Pada usia tersebut, janin sudah tumbuh sebesar 8-10 cm dan sudah memiliki detak jantungnya sendiri. Selama jangka waktu tersebut pun, ibu hamil sudah dapat merasakan dampak-dampak psikologis. Apabila aborsi dilakukan pada waktu tersebut, kondisi mental ibu hamil akan terganggu. Menurut dr. Ari, semakin cepat semakin baik.
Risiko
Meskipun diperbolehkan dalam situasi tertentu, faktanya aborsi tetap memiliki risiko. Dilansir dari Louisiana Department of Health, berikut beberapa risiko aborsi:
1. Infeksi Panggul
Bakteri dari vagina atau serviks dapat menyebabkan infeksi apabila memasuki rahim. Antibiotik dapat digunakan untuk menyembuhkannya. Namun, dalam kasus yang jarang terjadi, Anda mungkin memerlukan penyedotan ulang, rawat inap, atau operasi.
2. Aborsi tidak tuntas
Organ janin atau produk kehamilan lainnya mungkin saja belum sepenuhnya keluar dari rahim pada saat aborsi. Akibatnya, perlu diadakannya prosedur medis lanjutan. Aborsi tidak tuntas dapat mengakibatkan infeksi dan pendarahan.

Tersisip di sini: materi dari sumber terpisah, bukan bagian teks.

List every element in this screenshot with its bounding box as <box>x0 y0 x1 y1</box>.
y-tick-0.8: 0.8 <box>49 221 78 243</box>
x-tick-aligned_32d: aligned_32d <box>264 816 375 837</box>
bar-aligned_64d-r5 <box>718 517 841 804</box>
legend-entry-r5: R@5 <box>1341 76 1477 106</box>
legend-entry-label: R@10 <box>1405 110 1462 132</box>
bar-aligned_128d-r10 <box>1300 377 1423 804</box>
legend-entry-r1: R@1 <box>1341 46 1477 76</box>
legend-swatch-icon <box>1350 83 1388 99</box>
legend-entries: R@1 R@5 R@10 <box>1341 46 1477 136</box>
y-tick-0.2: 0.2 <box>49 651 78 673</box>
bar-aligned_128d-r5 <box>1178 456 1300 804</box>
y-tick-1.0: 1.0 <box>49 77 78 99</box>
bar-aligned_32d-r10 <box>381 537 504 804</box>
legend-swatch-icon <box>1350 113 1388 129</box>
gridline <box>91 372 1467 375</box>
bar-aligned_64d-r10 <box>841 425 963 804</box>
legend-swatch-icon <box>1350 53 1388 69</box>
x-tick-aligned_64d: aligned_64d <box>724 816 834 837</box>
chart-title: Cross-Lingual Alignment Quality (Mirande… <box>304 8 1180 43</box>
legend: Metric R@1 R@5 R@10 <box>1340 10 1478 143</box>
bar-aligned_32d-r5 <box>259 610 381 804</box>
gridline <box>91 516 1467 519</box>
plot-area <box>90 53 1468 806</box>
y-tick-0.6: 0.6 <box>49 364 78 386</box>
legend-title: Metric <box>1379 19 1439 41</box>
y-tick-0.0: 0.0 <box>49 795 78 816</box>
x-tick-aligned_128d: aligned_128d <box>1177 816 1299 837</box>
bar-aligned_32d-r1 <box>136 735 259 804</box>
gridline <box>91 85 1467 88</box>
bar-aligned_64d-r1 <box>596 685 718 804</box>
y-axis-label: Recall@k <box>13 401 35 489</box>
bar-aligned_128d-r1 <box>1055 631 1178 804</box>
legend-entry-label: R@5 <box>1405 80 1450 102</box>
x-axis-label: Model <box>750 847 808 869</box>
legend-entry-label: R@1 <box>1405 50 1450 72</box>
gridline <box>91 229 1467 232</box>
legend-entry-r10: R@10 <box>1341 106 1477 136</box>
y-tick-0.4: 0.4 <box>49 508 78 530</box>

- Pendarahan hebat dan gumpalan darah di rahim
Pendarahan sangat umum terjadi setelah aborsi. Namun, pendarahan yang hebat (hemoragi) tidak umum terjadi. Hemoragi dapat diobati dengan penyedotan berulang, pengobatan, atau pembedahan. Sementara itu, gumpalan darah pada rahim dapat menyebabkan kram parah–pada 1 persen kasus. Gumpalan darah biasanya dapat dihilangkan dengan kuretase hisap berulang.
- Perforasi dinding rahim
Instrumen medis dapat merobek dinding rahim pada saat proses aborsi. Perforasi dapat menyebabkan infeksi, pendarahan hebat, atau keduanya–tergantung pada tingkat keparahannya. Pembedahan mungkin diperlukan untuk memperbaikinya.
- Sisi Emosional
Perempuan dapat mengalami emosi yang berbeda setelah aborsi. Sebagian di antaranya mungkin merasa bersalah, sedih, atau hampa, sementara yang lain mungkin merasa lega. Dampak psikologis setelah aborsi dapat berupa depresi, rasa sedih, kecemasan, penyesalan, dan lain-lain. Berbagai emosi ini dapat muncul seketika atau secara bertahap.
Edukasi bagi para dukun beranak
Perkumpulan Obstetri Dan Ginekologi Indonesia (POGI) saat ini masih menemukan praktik aborsi yang dilakukan oleh dukun beranak. Namun, terdapat upaya untuk mengedukasi para dukun beranak tersebut.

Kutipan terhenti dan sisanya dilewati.